因為與國寶級瓷器和蜀錦、紅寶石這樣的珍品失之交臂,唐詩今天的心情不大美,直接的後果便是她無心八卦吐槽了,老老實實坐在最末尾的位置悶頭吃飯。

天衡帝一直沒聽到那道聒噪的聲音,詫異的同時又隱隱有些擔憂。

今天他特意讓禦膳房做了她說的烤魷魚、皮皮蝦、蒜蓉鮑魚,至於香辣蟹,禦膳房用胡椒、茱萸、薑、芥末等味調製,但做出來的味道不怎麽好,便沒呈上來。

莫非是今天的菜色讓她不滿意?

眼下還有黑眼圈的安嬪也有些忐忑,但同時又有些興奮。

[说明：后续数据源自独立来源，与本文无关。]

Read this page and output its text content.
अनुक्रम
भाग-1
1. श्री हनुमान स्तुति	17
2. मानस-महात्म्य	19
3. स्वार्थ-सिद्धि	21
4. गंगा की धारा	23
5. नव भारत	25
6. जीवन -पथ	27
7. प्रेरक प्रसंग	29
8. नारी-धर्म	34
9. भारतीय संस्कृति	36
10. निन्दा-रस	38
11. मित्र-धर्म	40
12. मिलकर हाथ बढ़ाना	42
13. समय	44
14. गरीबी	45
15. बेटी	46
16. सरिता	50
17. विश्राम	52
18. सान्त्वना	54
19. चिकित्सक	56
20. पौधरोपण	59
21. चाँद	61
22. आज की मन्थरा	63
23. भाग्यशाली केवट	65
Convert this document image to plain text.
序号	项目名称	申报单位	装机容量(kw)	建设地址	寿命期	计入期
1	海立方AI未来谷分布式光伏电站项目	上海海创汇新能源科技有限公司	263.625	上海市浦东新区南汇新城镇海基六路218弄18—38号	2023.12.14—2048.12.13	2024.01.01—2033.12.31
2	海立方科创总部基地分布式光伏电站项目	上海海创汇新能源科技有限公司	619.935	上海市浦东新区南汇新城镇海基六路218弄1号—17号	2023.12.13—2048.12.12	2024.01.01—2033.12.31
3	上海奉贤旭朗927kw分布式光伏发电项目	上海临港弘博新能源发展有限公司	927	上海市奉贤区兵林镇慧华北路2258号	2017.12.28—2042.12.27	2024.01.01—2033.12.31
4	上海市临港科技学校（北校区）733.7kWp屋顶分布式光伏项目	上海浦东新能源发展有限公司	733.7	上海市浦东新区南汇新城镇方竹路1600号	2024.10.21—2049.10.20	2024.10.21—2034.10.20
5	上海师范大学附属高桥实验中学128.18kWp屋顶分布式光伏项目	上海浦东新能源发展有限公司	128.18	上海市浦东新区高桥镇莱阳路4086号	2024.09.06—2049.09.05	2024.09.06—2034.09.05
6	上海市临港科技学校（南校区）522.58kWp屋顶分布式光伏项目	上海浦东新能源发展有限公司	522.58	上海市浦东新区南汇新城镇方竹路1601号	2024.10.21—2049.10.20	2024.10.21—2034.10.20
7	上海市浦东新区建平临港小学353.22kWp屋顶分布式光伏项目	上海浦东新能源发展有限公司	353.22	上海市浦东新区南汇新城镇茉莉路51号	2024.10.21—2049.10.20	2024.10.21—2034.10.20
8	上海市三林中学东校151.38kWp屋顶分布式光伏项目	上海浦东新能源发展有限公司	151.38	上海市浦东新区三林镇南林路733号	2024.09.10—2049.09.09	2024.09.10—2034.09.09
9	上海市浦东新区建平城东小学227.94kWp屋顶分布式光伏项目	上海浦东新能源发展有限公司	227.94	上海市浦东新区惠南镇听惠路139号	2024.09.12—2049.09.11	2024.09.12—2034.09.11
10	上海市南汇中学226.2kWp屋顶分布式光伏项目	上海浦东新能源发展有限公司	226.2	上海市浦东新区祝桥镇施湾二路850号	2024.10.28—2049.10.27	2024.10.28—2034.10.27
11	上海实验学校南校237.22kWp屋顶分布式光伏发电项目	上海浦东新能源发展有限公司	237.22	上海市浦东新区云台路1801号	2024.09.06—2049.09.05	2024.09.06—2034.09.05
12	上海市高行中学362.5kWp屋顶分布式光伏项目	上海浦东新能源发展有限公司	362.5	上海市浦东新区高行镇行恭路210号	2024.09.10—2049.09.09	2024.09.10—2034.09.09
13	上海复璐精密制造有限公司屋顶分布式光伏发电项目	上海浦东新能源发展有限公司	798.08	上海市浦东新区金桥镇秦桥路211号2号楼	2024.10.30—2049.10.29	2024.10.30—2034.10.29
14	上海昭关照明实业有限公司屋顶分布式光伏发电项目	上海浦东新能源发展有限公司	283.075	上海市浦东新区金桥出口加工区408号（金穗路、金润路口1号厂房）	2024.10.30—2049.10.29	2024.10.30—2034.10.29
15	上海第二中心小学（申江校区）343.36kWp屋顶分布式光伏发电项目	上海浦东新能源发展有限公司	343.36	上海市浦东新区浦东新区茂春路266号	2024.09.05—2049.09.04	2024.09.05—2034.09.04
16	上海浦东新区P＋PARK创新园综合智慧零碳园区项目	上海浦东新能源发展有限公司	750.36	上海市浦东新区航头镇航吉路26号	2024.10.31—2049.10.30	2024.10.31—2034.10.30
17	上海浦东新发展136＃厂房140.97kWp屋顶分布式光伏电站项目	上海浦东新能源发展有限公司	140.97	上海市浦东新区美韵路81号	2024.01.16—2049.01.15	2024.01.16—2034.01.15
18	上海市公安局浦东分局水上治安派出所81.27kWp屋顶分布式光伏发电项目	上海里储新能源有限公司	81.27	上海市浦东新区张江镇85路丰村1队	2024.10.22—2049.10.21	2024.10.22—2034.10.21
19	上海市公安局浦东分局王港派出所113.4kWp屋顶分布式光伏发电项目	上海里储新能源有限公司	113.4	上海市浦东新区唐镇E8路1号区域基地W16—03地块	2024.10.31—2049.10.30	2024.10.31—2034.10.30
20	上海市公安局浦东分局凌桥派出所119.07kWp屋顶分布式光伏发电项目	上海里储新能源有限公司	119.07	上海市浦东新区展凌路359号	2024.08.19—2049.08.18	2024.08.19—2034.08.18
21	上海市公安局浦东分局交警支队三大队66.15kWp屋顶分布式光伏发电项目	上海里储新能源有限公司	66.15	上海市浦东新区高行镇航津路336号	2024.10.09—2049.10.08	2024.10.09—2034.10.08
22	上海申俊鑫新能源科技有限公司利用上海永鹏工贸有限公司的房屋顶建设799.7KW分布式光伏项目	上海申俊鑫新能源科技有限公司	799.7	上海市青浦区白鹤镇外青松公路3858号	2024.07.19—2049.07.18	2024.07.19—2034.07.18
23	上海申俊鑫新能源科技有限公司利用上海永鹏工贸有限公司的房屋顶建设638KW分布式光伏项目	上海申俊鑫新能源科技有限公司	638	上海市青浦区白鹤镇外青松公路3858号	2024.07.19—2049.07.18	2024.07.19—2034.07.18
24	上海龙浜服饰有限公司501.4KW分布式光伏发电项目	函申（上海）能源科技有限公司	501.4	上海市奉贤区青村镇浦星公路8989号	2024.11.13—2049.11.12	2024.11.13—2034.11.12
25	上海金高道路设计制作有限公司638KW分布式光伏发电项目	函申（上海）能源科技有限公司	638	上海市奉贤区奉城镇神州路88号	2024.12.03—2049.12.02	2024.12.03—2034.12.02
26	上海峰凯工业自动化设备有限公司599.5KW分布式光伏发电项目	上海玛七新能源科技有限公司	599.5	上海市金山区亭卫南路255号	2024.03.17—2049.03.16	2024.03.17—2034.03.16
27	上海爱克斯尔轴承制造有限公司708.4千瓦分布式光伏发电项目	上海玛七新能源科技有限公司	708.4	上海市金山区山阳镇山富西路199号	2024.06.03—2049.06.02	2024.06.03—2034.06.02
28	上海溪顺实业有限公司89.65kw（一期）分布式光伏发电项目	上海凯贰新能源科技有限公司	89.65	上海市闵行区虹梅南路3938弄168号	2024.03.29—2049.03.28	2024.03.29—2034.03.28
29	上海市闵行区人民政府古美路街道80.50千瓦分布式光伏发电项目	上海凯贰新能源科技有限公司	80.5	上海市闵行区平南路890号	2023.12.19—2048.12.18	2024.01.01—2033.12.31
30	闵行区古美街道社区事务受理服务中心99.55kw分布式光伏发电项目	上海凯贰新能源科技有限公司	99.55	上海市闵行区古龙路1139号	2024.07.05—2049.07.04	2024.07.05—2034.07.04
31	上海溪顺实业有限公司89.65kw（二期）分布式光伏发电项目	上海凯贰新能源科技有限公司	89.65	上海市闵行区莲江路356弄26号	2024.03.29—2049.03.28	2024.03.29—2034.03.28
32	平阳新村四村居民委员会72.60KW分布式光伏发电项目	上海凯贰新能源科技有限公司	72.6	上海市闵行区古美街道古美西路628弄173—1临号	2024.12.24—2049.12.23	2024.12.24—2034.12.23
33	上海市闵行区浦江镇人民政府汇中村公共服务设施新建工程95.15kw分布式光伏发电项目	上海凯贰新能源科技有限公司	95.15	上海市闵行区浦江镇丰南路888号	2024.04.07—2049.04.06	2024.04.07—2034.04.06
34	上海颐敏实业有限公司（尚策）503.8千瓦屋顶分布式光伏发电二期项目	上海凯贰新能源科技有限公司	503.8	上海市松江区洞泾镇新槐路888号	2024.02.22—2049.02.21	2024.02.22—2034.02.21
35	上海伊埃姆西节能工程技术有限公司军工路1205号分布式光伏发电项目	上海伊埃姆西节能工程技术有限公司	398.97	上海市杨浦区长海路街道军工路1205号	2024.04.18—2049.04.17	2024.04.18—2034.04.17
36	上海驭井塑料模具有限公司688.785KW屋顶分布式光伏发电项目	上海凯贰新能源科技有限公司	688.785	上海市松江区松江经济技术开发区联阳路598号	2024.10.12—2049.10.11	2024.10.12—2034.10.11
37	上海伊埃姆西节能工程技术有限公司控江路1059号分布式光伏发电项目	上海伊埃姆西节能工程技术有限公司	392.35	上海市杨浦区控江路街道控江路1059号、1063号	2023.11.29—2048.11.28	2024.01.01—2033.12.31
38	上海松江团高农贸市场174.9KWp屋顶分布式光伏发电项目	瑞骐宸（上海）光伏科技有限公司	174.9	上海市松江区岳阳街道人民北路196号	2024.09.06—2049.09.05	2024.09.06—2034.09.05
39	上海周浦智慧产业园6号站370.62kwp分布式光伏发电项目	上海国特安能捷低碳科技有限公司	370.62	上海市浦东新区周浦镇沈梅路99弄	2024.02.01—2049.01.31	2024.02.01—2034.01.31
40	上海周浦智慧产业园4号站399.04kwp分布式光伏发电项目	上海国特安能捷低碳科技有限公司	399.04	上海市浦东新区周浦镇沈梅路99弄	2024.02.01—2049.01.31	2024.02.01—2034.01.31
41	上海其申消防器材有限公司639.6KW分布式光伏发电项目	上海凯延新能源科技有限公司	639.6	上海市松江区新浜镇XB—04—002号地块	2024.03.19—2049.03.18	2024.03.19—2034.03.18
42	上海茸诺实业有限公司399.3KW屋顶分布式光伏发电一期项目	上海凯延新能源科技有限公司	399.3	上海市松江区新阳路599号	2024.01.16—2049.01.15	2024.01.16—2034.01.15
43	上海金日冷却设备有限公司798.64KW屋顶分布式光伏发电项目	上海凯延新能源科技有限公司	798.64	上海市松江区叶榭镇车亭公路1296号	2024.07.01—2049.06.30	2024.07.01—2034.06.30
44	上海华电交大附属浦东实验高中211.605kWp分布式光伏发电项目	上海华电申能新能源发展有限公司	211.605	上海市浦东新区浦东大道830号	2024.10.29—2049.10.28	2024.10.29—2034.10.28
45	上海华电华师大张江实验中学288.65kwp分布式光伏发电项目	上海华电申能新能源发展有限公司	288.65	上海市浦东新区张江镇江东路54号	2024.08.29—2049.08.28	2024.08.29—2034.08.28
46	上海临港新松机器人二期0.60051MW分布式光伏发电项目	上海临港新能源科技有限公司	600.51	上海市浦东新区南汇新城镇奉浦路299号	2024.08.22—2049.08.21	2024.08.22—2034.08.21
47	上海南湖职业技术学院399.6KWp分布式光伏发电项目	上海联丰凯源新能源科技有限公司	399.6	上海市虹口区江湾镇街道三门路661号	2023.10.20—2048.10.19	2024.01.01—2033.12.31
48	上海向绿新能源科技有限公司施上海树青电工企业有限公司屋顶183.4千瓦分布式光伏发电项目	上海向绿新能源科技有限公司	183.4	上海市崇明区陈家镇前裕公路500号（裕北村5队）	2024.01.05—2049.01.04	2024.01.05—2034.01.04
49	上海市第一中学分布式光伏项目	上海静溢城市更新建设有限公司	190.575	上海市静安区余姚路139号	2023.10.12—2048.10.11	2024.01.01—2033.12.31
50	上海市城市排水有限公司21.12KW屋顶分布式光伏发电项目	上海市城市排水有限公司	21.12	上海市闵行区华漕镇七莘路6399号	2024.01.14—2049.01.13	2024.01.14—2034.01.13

若這聲音從此消失,那就沒人能拆穿她了。

她慢條斯理地吃著海鮮,心裏盤算著今晚要怎樣才能獲寵。

雖說昨晚她在承乾宮留宿了,可做的什麽事隻有她自己知道了。這種表麵上的一時寵愛就如那隨波逐流的浮萍,靠不住的。

還是得承寵,生個孩子,這樣才有長長久久的未來。

淑妃三人也沒作聲。

這頓飯眾人各懷心思,隻有唐詩化悲憤為食欲,悶頭吃得最多。

等吃飽了,她的心情也跟著好了,又有心思八卦了。

【折了個傅芊芊,太後還不死心啊。】

【這次不送妃子,改送宮女了,還是傅家旁支的姑娘。】

【兩個呢,都好漂亮,芙蓉麵楊柳腰,狗皇帝有福了。】

聽到她熟悉的聲音,天衡帝隱隱鬆了口氣。

就連淑妃臉上的笑容也擴大了一些,李昭容端起茶杯抿了一口,掩飾要到嘴邊的笑意,隻有安嬪有點不自在地撫了撫耳邊的鬢發。

用過午膳,她們又被打發去了偏殿。

這次偏殿不但有茶水點心供應,而且還有一批布料。

東來在一旁解釋:“這是今年進貢的一批料子,有葛布、蕉布、葛金絲布、桂布、花斑布、竹布,皇上特意讓奴才將冊子拿了過來,讓娘娘們挑些喜歡的。”

他命人將單子和樣布送了進來,又讓管事的給她們解釋,每種布料都有哪些顏色花樣。

唐詩高興了,雖然要等淑妃、李昭容、安嬪挑完才能輪得到她,但進貢的布料又能差到哪裏去?

而且現在天氣冷了,有了這些布料正好做幾身保暖的衣服。

【狗皇帝總算大方了一回。】

隔壁天衡帝向來嚴肅刻板的臉上不自覺地漾出一抹淺淺的弧度。

“皇上,皇上……”底下的宣平侯龐誌試探地喊了幾聲。

天衡帝回過神,咳了一聲,黑眸幽深,重新恢複成了冷肅威嚴的帝王:“繼續。”

宣平侯接著講公事。

半個時辰後,公事告一段落,他拱手道:“皇上,微臣還有一樁私事想懇請皇上恩準。”

天衡帝淡淡頷首:“何事?”

宣平侯道:“微臣小子已候在宮門外,就等著皇上召見。”

天衡帝明白了,宣平侯是想給小兒子請封世子。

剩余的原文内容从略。